Universiteden mezun olunca, artik hayat falan yok diyenler, kendilerini derse, odev yapmaya degil de siniftaki kizlari ayarlamaya calisirlar. Ne guzel firsat varken kullanalim diyenler, universitenin sonunda bir belge alirlar, herkes gibi. Bu belgenin uzerinde "FAILED" yazar. Univeristedeki donemleri bitince, gercek hayata girerler, ama gercek hayatta herkes onlara belgeni getir der, O da getirir. "FAILED"i gorenler, gec buradan, derler.

Kur'an'in ahiret tasvirleri bu izahlarla dolu. Biz burada universitede egitim goruyoruz. Duygularimizin herbiri bir CLASS. Odevlerimiz, o duygular bize bir haber getirdiginde INKAR ETMEYINIZ. Dinleyiniz, ne diyor? Bizi HAYATA hazirliyor. "Size hatirlatici gelmedi mi?" diye soracak zebani melekleri. "Geldi ama biz onu inkar ettik" diyecekler. "Keske onlari dinleseydik" diyecekler, sayfalar acildiginda, diplomalar sergilendiginde.

Ne guzel, bu temsildeki arkadas sinifa girmis, hocayi dinlerken hocanin anlatmak istedigi seyi bizzat tecrube ederek anlayivermis.

Leyla'nin varligini goruvermis duygularinda. Gercekten Leyla'yi bulanlar, Ona teslim olanlar, o duygularin gercek sahibine, guzel bir haber gondererek laboratuvar gosterisi yaptigi icin, mutesekkir olurlar. Laboratuvarda kendilerini bir dokunmak, bir yudum ile kaybetmezler. Onun varligina "iman" ederler. Kaynagina ulastirildiginda artik, o "iman" egitiminin sonucu olan "Honor Degree" ile universiteden mezun olmus bir kisi olarak hayata devam ederler. Artik egitiminin sonucunu bizzat tecrube ile yasar: (CENNET!).

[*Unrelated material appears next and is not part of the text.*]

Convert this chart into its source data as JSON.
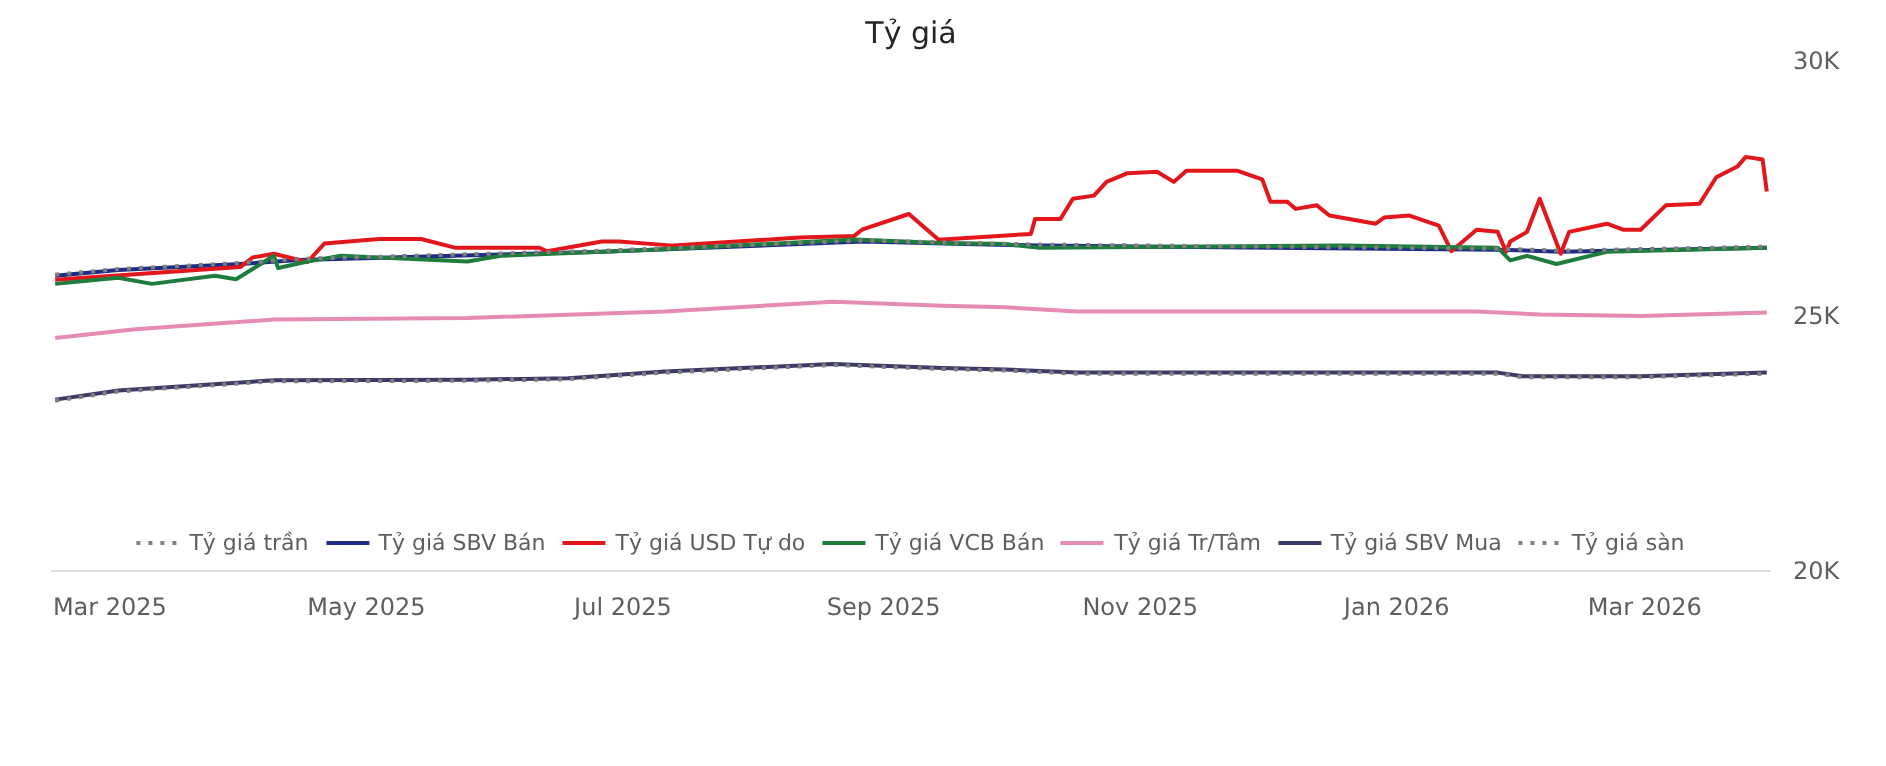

Ya bu dunyada ne yapacagiz? O duygunun sahibi adina, Onu taniyarak, acikmis bir kisinin nimeti, nimeti veren adina yiyerek, tanima islemini devam ettirdigi gibi, Leyla'yi da Onun adina beraberligini isteyebilir. Nikah: Onun adina birlikte egitime davettir. Universiteye birlikte gidip hocayi dinlemek ve "Honor Degree"yi birlikte almak neden olmasin? Hep beraber talebeleriz.

Gunesin isigini yansitan aynalar, suurlu olarak birlikte gunesin isigini yansitmalarinda bir mahzur mu var? Yeter ki, yansittiklari isigin kendilerinden olmadiginin bilincinde olsunlar. O bilince sahip olunacaksa, Allah adina ver, Allah adina al, Allah adina vermeyenden alma!

Rabbimizin rahmeti sizinle birlikte olsun.